Having discharge alone is normal, yes. But having it come out clumpy or smelling like a trip to the raw fish market is not good, and it could mean a yeast infection, sexually transmitted infection (STI), or even chlamydia. As soon as you notice these symptoms, get to your gyno. Depending on your diagnosis, you’ll definitely need a course of treatment.

It smells sour down there.

“Most women have a very subtle, sort of acidic or vinegar-y odor, and it’s usually one you wouldn’t notice from a distance; you’d have to be very close up,” says Sullivan. But if you notice your scent has become strong – and it’s likely a fishy, sour, or even musty smell – that’s a telltale sign of bacterial vaginosis (BV), an inflammation caused by the overgrowth of bacteria (usually gardnerella) normally found in the vagina. “It can happen to anybody, and we don’t understand all the ways it can happen – it could be anything from having sexual relations with a new partner to not getting enough sleep or exercise – but this foreign bacteria helps bad bacteria, like chlamydia, do it’s dirty work,” he says. “Treatment typically involves an antibiotic, either through a topical gel or oral medication, and can be cleared up within a week in most cases.”

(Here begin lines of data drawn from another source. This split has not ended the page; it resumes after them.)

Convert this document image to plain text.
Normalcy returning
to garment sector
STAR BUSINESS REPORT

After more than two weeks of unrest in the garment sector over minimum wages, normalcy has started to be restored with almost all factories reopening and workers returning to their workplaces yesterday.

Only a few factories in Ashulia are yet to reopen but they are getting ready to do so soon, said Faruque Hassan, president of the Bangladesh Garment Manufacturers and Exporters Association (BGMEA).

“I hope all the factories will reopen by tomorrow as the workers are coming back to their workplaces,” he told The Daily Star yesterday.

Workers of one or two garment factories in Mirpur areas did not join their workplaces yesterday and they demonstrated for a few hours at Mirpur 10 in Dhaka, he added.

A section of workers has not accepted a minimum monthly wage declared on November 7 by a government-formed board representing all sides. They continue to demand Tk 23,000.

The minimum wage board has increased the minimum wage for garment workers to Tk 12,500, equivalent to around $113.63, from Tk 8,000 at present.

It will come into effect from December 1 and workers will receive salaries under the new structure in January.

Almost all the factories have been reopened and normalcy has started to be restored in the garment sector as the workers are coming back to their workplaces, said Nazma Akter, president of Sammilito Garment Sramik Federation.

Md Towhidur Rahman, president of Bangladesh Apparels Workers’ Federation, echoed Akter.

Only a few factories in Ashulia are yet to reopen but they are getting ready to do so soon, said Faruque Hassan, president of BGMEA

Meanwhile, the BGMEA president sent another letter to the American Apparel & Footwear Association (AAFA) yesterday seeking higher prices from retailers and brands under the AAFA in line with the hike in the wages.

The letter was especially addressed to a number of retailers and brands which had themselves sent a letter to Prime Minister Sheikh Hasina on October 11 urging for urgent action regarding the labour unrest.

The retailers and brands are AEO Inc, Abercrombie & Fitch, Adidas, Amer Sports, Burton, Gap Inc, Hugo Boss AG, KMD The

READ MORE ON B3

Smells like something died in vagina

It doesn’t paint a pretty picture, we know, but it can happen. If that’s the case, it may mean that a foreign object (like a tampon, female condom or diaphragm) has been left in your vagina, says Sullivan. “That foreign object will start to attract bad bacteria, and that buildup is where the smell comes from,” he explains. Usually there won’t be a major problem – having your gyno take out the object should clear the odour in a few days – but in rare, extreme cases, it could lead to a bacterial infection and toxic shock syndrome (a severe disease caused by staph bacteria). So if you notice the smell and are experiencing a high fever, contact your doctor immediately.